Eating Raw

There's nothing better than a ripe tomato fresh off the vine. Cucumbers, too, are most delicious peeled and sliced in the hands that picked them. And there's no way to improve on raw apples or berries or melons... unless it's mid-December and there's a foot of snow on the garden.

Some folks have discovered that many foods can be eaten raw and they're awfully excited. In urban America there's a new movement being dished up that advocates eating uncooked meals whenever possible. It's a radical idea, promoted by advocates who say the nutritional value of raw food is higher than cooked or processed foods and that their natural enzymes, critical to digestion, have not been destroyed.

There are others, of course, who say that this is bunk, but that hasn't slowed the movement or stifled the appetites of raw-foodists for unadulterated consumption.

The raw-food diet, which may eventually challenge the Atkins Diet for media attention, is made up of fruits, vegetables, nuts and seeds that have never been warmed above 116 degrees. Strict observers of the diet refuse all meat, poultry and dairy products and claim that eating raw foods gives them more energy, clearer skin, and a detoxified body free of cancer, arthritis and allergies. There's no way to argue with success when the success is inarguable.

Roxanne Klein, a leading chef in the raw-foods movement and co-author of the cookbook "Raw," explains: "I love the sensual experience of eating foods in their natural state, and I love the way eating them makes me feel."

I know what she means. Nothing tastes as good or makes me feel better than fresh-picked raspberries or wild huckleberries. I welcome raw walnuts, almonds, chestnuts, cherries, celery, carrots, peaches, kiwis, oranges, bananas, snow peas and dozens of other foods. Dried fruits like dates, raisins and figs are great as well.

But a raw potato is no treat, nor will I sink my teeth into a fresh-picked squash or eggplant. I'd rather have my onions sauteed, thank you, and I don't really consider beets edible under any circumstances.
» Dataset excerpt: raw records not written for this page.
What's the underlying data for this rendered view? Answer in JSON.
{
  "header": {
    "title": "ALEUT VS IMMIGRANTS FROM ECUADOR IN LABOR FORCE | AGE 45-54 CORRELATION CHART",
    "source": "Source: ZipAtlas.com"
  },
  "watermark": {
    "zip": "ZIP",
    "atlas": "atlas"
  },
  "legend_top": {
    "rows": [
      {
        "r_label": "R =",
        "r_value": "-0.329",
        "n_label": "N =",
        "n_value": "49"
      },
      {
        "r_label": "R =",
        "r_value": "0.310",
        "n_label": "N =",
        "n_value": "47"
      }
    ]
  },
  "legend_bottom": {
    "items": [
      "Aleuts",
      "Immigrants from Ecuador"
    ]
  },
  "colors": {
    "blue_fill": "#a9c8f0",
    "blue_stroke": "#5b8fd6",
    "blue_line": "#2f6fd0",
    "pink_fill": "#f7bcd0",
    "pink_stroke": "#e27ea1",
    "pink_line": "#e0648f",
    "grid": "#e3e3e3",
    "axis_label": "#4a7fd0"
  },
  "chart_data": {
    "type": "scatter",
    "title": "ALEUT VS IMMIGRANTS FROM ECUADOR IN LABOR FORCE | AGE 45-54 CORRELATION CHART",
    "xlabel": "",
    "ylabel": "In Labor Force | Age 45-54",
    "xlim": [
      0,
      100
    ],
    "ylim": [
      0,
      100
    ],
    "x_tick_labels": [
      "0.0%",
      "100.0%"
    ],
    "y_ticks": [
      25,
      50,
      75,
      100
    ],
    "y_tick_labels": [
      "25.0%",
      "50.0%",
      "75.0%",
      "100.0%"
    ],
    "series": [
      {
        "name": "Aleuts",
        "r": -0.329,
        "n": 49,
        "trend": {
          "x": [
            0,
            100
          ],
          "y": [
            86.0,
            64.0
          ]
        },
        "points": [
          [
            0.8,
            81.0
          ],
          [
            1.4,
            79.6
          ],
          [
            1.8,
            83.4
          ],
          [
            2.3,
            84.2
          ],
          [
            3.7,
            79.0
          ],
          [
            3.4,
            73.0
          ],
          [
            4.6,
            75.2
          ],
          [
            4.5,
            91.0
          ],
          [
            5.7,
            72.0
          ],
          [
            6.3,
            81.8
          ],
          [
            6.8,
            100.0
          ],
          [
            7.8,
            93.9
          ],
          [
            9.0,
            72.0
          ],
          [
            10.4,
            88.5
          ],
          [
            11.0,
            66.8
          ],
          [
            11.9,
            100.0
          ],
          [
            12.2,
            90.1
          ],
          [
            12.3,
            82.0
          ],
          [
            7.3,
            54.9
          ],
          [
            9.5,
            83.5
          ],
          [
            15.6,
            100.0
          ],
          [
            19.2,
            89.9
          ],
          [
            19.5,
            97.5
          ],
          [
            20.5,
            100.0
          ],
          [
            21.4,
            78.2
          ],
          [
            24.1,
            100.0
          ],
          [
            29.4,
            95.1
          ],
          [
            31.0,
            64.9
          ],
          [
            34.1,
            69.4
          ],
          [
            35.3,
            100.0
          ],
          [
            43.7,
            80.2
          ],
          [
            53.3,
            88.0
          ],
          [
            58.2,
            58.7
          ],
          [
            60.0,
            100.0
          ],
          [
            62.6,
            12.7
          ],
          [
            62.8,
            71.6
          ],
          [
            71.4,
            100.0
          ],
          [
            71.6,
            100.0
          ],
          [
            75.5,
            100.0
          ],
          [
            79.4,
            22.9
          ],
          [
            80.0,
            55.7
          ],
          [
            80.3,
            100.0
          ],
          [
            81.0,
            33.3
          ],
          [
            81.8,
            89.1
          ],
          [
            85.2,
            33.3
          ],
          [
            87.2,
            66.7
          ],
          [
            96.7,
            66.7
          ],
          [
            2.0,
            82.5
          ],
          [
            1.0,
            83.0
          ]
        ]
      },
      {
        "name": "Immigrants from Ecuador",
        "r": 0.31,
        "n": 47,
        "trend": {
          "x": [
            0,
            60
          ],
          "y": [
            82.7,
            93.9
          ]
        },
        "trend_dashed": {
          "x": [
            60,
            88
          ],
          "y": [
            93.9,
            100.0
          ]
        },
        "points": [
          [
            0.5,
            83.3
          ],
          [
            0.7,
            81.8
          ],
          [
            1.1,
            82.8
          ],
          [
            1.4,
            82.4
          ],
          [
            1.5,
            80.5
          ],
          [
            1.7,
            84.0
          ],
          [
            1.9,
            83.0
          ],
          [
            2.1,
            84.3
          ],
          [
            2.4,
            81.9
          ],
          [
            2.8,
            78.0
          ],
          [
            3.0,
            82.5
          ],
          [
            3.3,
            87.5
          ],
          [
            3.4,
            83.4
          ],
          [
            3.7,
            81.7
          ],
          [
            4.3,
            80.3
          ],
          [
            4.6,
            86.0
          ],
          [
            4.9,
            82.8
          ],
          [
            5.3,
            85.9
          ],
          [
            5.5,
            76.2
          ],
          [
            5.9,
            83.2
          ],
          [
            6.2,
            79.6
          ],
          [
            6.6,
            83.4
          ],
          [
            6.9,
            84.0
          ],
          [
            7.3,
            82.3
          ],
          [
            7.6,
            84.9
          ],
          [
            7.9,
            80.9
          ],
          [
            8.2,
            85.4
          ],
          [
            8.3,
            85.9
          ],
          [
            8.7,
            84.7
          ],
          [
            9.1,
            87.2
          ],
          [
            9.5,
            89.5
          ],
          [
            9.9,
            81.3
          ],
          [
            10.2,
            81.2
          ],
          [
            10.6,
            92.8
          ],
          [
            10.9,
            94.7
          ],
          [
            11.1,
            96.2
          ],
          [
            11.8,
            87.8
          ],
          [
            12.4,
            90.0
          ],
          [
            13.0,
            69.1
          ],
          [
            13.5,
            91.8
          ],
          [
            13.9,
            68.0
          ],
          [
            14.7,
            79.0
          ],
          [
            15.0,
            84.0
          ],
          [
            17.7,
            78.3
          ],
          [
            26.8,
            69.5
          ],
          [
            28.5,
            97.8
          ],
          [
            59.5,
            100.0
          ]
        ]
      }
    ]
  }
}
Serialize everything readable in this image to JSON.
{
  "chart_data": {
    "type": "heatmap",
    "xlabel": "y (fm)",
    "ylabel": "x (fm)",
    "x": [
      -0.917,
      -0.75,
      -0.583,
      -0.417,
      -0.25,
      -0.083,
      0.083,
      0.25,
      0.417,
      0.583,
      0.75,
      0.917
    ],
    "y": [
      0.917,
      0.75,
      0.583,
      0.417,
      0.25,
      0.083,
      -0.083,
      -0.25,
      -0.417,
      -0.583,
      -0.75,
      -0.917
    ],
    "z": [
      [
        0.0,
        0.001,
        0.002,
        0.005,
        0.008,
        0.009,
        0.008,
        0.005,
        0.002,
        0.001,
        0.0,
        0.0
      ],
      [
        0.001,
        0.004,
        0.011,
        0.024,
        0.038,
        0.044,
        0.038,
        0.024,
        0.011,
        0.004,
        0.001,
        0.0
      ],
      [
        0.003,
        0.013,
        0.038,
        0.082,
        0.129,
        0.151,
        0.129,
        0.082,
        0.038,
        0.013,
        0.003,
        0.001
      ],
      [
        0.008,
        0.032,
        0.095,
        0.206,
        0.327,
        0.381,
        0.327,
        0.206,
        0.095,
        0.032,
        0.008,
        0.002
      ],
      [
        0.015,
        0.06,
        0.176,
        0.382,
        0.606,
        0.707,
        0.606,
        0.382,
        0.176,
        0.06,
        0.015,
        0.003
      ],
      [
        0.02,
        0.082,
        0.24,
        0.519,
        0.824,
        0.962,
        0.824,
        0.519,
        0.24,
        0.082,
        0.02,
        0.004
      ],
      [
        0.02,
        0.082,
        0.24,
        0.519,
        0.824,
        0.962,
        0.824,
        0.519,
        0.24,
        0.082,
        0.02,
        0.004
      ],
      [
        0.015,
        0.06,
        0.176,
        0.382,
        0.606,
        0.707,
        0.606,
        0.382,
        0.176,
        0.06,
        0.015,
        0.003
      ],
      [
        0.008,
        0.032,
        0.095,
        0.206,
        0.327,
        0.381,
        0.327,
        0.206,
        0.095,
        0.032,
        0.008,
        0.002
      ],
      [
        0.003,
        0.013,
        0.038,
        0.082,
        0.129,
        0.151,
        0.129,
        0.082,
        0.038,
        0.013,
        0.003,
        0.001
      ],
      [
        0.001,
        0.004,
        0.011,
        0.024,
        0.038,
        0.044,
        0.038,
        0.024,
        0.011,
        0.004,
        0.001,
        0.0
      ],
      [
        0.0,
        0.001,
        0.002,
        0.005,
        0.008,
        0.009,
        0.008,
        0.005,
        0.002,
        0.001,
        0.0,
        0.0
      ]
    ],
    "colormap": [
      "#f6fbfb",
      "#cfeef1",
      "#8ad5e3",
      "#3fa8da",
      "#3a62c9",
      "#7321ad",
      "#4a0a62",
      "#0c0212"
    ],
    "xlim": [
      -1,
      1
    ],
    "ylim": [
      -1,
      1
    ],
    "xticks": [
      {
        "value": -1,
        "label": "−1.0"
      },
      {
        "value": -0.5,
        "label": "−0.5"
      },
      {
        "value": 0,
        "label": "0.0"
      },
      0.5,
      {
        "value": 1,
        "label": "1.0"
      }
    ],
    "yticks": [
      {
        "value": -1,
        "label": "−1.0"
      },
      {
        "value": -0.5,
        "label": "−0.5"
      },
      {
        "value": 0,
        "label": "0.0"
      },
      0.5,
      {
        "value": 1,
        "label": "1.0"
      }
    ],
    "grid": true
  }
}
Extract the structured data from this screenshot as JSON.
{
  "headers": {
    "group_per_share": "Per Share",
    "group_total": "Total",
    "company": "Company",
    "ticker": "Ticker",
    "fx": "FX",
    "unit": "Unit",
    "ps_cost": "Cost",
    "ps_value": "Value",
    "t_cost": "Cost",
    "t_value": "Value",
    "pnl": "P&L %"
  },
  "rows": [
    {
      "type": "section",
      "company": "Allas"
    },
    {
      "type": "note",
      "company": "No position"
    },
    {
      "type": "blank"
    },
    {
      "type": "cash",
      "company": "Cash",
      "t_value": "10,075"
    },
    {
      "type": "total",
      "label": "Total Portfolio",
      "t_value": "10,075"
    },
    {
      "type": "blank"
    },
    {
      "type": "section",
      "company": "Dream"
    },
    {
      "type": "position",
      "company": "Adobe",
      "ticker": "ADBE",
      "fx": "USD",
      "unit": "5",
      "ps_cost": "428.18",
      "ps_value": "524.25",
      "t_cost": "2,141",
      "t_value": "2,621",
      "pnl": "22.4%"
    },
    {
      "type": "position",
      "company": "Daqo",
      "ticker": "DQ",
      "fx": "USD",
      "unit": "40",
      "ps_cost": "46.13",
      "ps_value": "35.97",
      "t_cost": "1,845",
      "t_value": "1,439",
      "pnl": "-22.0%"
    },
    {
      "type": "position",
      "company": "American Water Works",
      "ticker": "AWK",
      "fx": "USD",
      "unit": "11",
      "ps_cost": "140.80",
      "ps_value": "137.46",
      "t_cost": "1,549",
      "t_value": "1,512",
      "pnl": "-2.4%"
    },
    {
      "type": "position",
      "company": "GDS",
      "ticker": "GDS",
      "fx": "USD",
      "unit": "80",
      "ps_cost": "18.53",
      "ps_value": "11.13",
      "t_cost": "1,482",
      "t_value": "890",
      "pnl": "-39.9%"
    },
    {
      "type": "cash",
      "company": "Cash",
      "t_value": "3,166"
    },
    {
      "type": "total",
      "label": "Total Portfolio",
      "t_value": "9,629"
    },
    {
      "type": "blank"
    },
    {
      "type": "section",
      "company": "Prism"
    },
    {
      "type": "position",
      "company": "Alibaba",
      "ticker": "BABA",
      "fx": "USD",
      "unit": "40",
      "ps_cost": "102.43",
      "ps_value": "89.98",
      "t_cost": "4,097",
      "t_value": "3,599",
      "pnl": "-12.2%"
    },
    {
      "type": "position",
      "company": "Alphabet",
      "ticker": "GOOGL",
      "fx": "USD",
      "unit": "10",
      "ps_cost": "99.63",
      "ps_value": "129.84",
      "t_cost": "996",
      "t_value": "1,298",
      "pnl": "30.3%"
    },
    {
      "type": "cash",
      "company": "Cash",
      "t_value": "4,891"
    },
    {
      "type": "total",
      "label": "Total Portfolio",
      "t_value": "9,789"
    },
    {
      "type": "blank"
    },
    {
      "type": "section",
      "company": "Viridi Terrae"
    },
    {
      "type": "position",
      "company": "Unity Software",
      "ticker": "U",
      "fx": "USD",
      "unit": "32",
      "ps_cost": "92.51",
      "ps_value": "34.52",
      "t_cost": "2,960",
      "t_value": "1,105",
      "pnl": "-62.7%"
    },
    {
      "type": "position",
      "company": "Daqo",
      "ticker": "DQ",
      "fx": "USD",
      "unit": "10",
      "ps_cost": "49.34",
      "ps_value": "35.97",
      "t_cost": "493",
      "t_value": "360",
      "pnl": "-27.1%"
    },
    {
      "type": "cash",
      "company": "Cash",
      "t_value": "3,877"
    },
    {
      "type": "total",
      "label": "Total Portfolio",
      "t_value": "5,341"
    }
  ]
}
These are personal preferences, certainly, and raw-foodists obviously have them as well, but what strikes me about the raw-food diet is that in order to be practical it requires not only a powerful blender, but also a semi-tropical climate and better grocers than we have around here. There's not much harvested in these northern climes between October and May, so anything "raw" must either store well or be trucked in from outside, and it's well known that produce begins to lose nutrients and phytochemicals as soon as it's picked. Wait too long and any produce will lose its appeal, nutritionally or otherwise.

Like those folks who advocate eating only locally produced foods, the raw-food purists would limit us either to a primal diet of bitter roots and small grains for the winter months or a six-month sabbatical in Hawaii.

Klein and her Raw co-author, Charlie Trotter of the restaurant Charlie Trotter’s in Chicago, have recognized that in the real world raw foods will not be consumed unless tastefully presented and artfully flavored. They have elevated raw-food cuisine to its heights with a landmark collection of over 100 recipes, splendidly illustrated and accompanied by assembly instructions and wine notes.

Their entrees include "Bleeding Heart Radish Ravioli with Yellow Tomato Sauce" and "Stuffed Squash Blossoms with Curried Parsnip Puree and Tobacco Onions." Tobacco Onions? Try asking for that at your local IGA!

And then for dessert we have "Fig Napoleon with Honey Pastry Cream and Basil" or "Watermelon Soup with Sharlyn Melon Granite and Micro Mint."

It's hard to image what any of these dishes would look or taste like, but they are all prepared with uncooked ingredients without the use of a stove or microwave or any other nutrient-destroying heat source. They demand ingredients and time-consuming techniques unfamiliar and unavailable to many chefs and most home-based gourmets, but they are neverthless inspirational, healthy and worthy of our admiration and emulation.